小姑娘倚着墙,抖得像筛糠,大概害怕,也或者实在冷得很。
乐言只觉头大如斗:“你……为什么在这里?”
“我、我、我……”小姑娘上齿磕下唇,一句完整的话都说不出来。
乐言叹口气,收起飞刀,将外套脱下披在她身上:“别怕,我不杀你。”
小姑娘抬头看他,眼睛里半是惊惧,半是难以置信,又哆嗦半晌,往大外套里缩了缩,朝倒在地下的秦二爷秦越一指:“他、他、他……”
乐言皱眉:秦越行止浮浪,仗着武力名声欺男霸女,专爱**尝鲜,江湖上早有传言,却不想连这样小的孩子都不放过。
小姑娘见他面色不善,吓得脸色煞白,腿一软,顺势咬着下唇跪倒在地,胡乱磕着头,豆大的泪水在眼眶里直打转,却硬是不敢落下。
乐言又叹口气,压低音量柔声道:“我虽不算君子,却也一言九鼎。说过不杀你,便是不杀你——你快走吧。”说着,兀自扭头向门口走去。
乐言走出两三步,只听背后窸窸窣窣。他猛一回身——女孩竟跟了出来。
乐言的外套大,她人小,走两步绊一下,跌跌撞撞,抬头见乐言正瞪着她,吓得左脚踩右脚,一个趔趄,扑倒在雪地里。

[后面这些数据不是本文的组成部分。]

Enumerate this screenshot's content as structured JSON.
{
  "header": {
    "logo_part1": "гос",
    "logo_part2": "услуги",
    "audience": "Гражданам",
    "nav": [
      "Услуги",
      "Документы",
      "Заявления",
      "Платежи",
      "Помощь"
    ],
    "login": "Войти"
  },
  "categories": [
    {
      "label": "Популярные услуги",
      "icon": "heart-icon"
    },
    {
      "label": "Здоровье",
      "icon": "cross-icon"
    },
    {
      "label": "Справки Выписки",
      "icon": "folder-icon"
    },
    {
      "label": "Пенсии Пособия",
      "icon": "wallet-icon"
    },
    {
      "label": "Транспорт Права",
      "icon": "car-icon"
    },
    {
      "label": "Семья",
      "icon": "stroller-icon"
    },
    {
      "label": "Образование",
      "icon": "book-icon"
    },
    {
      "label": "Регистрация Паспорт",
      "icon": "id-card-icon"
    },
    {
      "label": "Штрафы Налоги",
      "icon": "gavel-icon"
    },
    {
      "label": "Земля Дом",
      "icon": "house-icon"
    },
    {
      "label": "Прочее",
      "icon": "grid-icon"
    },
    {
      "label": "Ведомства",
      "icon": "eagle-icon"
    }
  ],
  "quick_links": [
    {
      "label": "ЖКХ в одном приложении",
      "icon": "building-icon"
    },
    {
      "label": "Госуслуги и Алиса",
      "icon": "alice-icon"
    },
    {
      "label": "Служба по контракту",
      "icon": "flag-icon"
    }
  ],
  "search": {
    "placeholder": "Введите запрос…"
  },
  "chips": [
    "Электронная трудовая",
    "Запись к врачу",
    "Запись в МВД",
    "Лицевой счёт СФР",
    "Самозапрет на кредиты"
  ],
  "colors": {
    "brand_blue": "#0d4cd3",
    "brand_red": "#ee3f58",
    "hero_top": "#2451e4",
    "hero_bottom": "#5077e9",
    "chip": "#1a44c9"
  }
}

乐言心下疑窦顿生,扣住飞刀,厉声问:“跟着我做什么?”
那小姑娘正欲站起,被他的声音一震,又复跌倒,瑟缩着道:“我、我……那个……”回头望向秦家大宅,惊恐又不知所措,像只受惊的雏鸟。
乐言顺着她的视线望去:
秦家武学讲究“寓武于劳”,碗碟、炉灶、土炕……尽皆做得沉重、夯实,非寻常人所能使用。天寒地冻中,这么小一个全无武艺的孩子,如何活得下去?
何况……
他目光触到地上横七竖八的尸体。
常年在刀锋上舐血的他自不以为意,可寻常人家的孩子在这尸堆中过一夜,便是不被无常鬼顺手牵去魂魄,也会被吓掉半条命。
将她单独留下,实在与杀她无异。
乐言不由再一长叹——这已是半个时辰内他第三次叹气,比之前一整年加起来叹得还要多。叹毕,他俯下身,将女娃身上的外套裹紧,一伸手,揽进怀里。
女孩“啊”地轻唤一声。身体绷紧,战栗着,像秋风中的枯枝一样打着摆子。
可不多时,她大抵感觉到乐言身上的体温,便贴近来,又过一会,竟瘫软了。
乐言生怕将她闷死,忙停下脚步,拨开外套一看,只见她已磨着牙睡沉,呼吸间,“啵”地,喷了个大大的鼻泡。
乐言额角青筋微跳,摇摇头,叹了半个时辰中的第四口气。
乐言依稀记得,最初,阿瞳是很胆小的。
——彼时她也不叫阿瞳。因没有过冬的衣物,只得蹭乐言的旧衣,多半过大,为免阻手绊脚,便自拿麻绳各处细细困扎,远看去,活像一只被铁丝箍住的木桶。乐言于是嘲她“阿桶”。许久之后,怕名字太差嫁不出去,才改叫阿瞳。
阿瞳总是独自蜷在角落,睁着两只大眼睛,像初生的老鼠般,忐忑地打量着周围的新环境。看两眼便藏起来,见没有动静,就再看两眼——乐言眼神一跟过去,她便瑟缩了,忙做听天由命状,可又不太像。
乐言知道,除了背过身去时,她的目光几乎总是锁在自己身上。
“不太凶嘛……”
“……像普通人……”
有时,也会有嗓子口的悄声呢喃飘进耳蜗——乐言的听觉比常人灵敏得多——惹得他讪笑。
乐言是“工作型”的杀手,和把杀人当作爱好,乃至嗜血如命的某些同行不同,工作之外他连夏天恼人的蚊蝇都很少杀。